Pleasure S J, Lee V M
Department of Pathology, University of Pennsylvania School of Medicine, Philadelphia.
J Neurosci Res. 1993 Aug 15;35(6):585-602. doi: 10.1002/jnr.490350603.
We have identified a human cell line with a phenotype resembling committed CNS neuronal precursor cells. NTera 2/cl.D1 (NT2/D1) cells expressed nestin and vimentin, intermediate filament (IF) proteins expressed in neuroepithelial precursor cells, as well as MAP1b, a microtubule-associated protein (MAP) expressed in human neuroepithelium. NT2/D1 cells also expressed the cell adhesion molecules NCAM and N-cadherin which are thought to be important in cell-cell interactions within the neuroepithelium. These NT2/D1 cells also expressed small amounts of NF-L, alpha-internexin, NF-M, and MAP2c, indicating that they are committed to a neuronal fate. Previous studies have shown that, following RA treatment, a proportion of NT2/D1 cells terminally differentiate into neurons and that this occurs via an asymmetric stem cell mode of differentiation. In light of the identification of the neuroepithelial phenotype of NT2/D1 cells we decided to examine more closely the relationship of in vitro neurogenesis in NT2/D1 cells, during RA treatment to that of neurons in vivo. Three days after RA treatment, islands of NT2/D1 cells showed increased expression of neurofilament proteins and increased phosphorylation of NF-M. By 10-14 days, these cells began to resemble neurons morphologically, i.e., with rounded cell bodies and processes. These neuronal cells were clustered into clumps which rested on top of a layer of progenitor cells. In this upper layer, the neurons began to express MAP2b and tau and extinguished their expression of nestin. Recently, we developed a method for obtaining pure cultures of neurons from RA treated NT2/D1 cells. The phenotype of these postmitotic neurons is clearly dissociated from that of the untreated NT2/D1 cells. Given the data obtained in this study and the characterization of the neurons derived from NT2/D1 cells, we propose that NT2/D1 cells are a committed human neuronal precursor cell line which retains some stem cell characteristics and is capable only of terminal differentiation into neurons.

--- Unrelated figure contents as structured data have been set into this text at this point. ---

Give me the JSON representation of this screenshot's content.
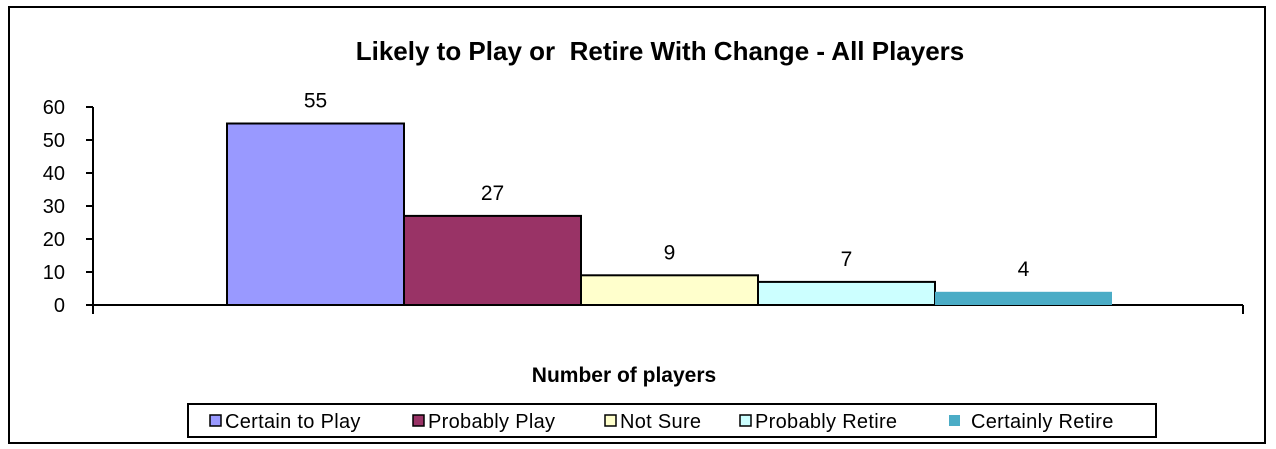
{
  "chart_data": {
    "type": "bar",
    "title": "Likely to Play or  Retire With Change - All Players",
    "xlabel": "Number of players",
    "ylabel": "",
    "ylim": [
      0,
      60
    ],
    "yticks": [
      "0",
      "10",
      "20",
      "30",
      "40",
      "50",
      "60"
    ],
    "grid": false,
    "legend_position": "bottom",
    "series": [
      {
        "name": "Certain to Play",
        "value": 55,
        "label": "55",
        "color": "#9999FF"
      },
      {
        "name": "Probably Play",
        "value": 27,
        "label": "27",
        "color": "#993366"
      },
      {
        "name": "Not Sure",
        "value": 9,
        "label": "9",
        "color": "#FFFFCC"
      },
      {
        "name": "Probably Retire",
        "value": 7,
        "label": "7",
        "color": "#CCFFFF"
      },
      {
        "name": "Certainly Retire",
        "value": 4,
        "label": "4",
        "color": "#4BACC6"
      }
    ]
  }
}
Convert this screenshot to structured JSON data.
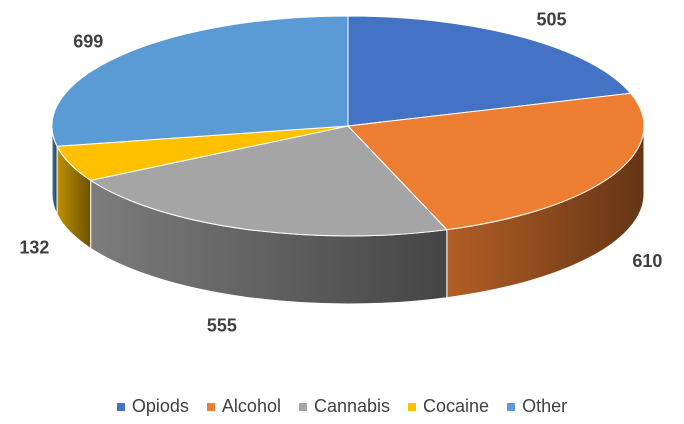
{
  "chart_data": {
    "type": "pie",
    "title": "",
    "categories": [
      "Opiods",
      "Alcohol",
      "Cannabis",
      "Cocaine",
      "Other"
    ],
    "values": [
      505,
      610,
      555,
      132,
      699
    ],
    "colors": [
      "#4472c4",
      "#ed7d31",
      "#a5a5a5",
      "#ffc000",
      "#5b9bd5"
    ],
    "legend_position": "bottom",
    "style": "3d"
  }
}
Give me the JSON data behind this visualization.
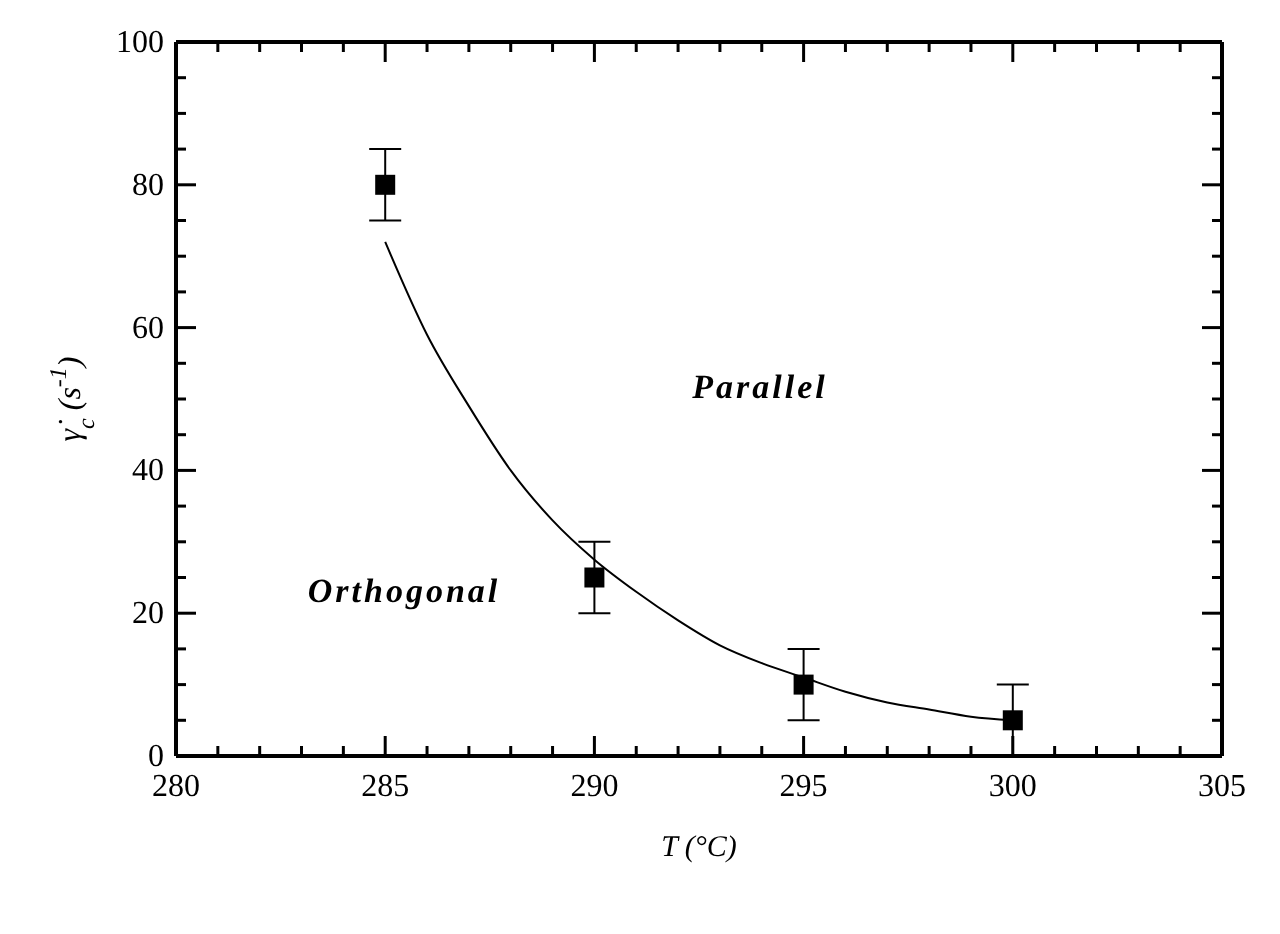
{
  "chart_data": {
    "type": "scatter",
    "xlabel": "T (°C)",
    "ylabel": "γ̇$_{c}$ (s$^{-1}$)",
    "xlim": [
      280,
      305
    ],
    "ylim": [
      0,
      100
    ],
    "xticks": [
      280,
      {
        "value": 281,
        "label": null
      },
      {
        "value": 282,
        "label": null
      },
      {
        "value": 283,
        "label": null
      },
      {
        "value": 284,
        "label": null
      },
      285,
      {
        "value": 286,
        "label": null
      },
      {
        "value": 287,
        "label": null
      },
      {
        "value": 288,
        "label": null
      },
      {
        "value": 289,
        "label": null
      },
      290,
      {
        "value": 291,
        "label": null
      },
      {
        "value": 292,
        "label": null
      },
      {
        "value": 293,
        "label": null
      },
      {
        "value": 294,
        "label": null
      },
      295,
      {
        "value": 296,
        "label": null
      },
      {
        "value": 297,
        "label": null
      },
      {
        "value": 298,
        "label": null
      },
      {
        "value": 299,
        "label": null
      },
      300,
      {
        "value": 301,
        "label": null
      },
      {
        "value": 302,
        "label": null
      },
      {
        "value": 303,
        "label": null
      },
      {
        "value": 304,
        "label": null
      },
      305
    ],
    "yticks": [
      0,
      {
        "value": 5,
        "label": null
      },
      {
        "value": 10,
        "label": null
      },
      {
        "value": 15,
        "label": null
      },
      20,
      {
        "value": 25,
        "label": null
      },
      {
        "value": 30,
        "label": null
      },
      {
        "value": 35,
        "label": null
      },
      40,
      {
        "value": 45,
        "label": null
      },
      {
        "value": 50,
        "label": null
      },
      {
        "value": 55,
        "label": null
      },
      60,
      {
        "value": 65,
        "label": null
      },
      {
        "value": 70,
        "label": null
      },
      {
        "value": 75,
        "label": null
      },
      80,
      {
        "value": 85,
        "label": null
      },
      {
        "value": 90,
        "label": null
      },
      {
        "value": 95,
        "label": null
      },
      100
    ],
    "legend": false,
    "x": [
      285,
      290,
      295,
      300
    ],
    "series": [
      {
        "color": "#000000",
        "marker": "square",
        "values": [
          80,
          25,
          10,
          5
        ],
        "errors": [
          5,
          5,
          5,
          5
        ]
      },
      {
        "type": "line",
        "color": "#000000",
        "marker": "none",
        "line_style": "solid",
        "x": [
          285,
          286,
          287,
          288,
          289,
          290,
          291,
          292,
          293,
          294,
          295,
          296,
          297,
          298,
          299,
          300
        ],
        "values": [
          72,
          59,
          49,
          40,
          33,
          27.5,
          23,
          19,
          15.5,
          13,
          11,
          9,
          7.5,
          6.5,
          5.5,
          5
        ]
      }
    ],
    "annotations": [
      "Parallel",
      "Orthogonal"
    ]
  }
}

我们已鉴定出一种人类细胞系,其表型类似于定向中枢神经系统神经元前体细胞。NTera 2/cl.D1(NT2/D1)细胞表达巢蛋白和波形蛋白,这是神经上皮前体细胞中表达的中间丝(IF)蛋白,以及MAP1b,一种在人类神经上皮中表达的微管相关蛋白(MAP)。NT2/D1细胞还表达细胞粘附分子NCAM和N-钙粘蛋白,它们被认为在神经上皮内的细胞间相互作用中很重要。这些NT2/D1细胞也表达少量的NF-L、α-中间丝蛋白、NF-M和MAP2c,表明它们已定向为神经元命运。先前的研究表明,视黄酸(RA)处理后,一部分NT2/D1细胞会终末分化为神经元,且这一过程通过不对称干细胞分化模式发生。鉴于NT2/D1细胞神经上皮表型的鉴定结果,我们决定更深入地研究NT2/D1细胞在RA处理期间的体外神经发生与体内神经元神经发生之间的关系。RA处理三天后,NT2/D1细胞岛显示神经丝蛋白表达增加以及NF-M磷酸化增加。到10 - 14天时,这些细胞在形态上开始类似于神经元,即具有圆形细胞体和突起。这些神经元细胞聚集成团,位于一层祖细胞之上。在这上层中,神经元开始表达MAP2b和tau,并停止表达巢蛋白。最近,我们开发了一种从经RA处理的NT2/D1细胞中获得纯神经元培养物的方法。这些有丝分裂后神经元的表型与未处理的NT2/D1细胞明显不同。根据本研究获得的数据以及源自NT2/D1细胞的神经元的特征,我们提出NT2/D1细胞是一种定向人类神经元前体细胞系,它保留了一些干细胞特征,并且仅能终末分化为神经元。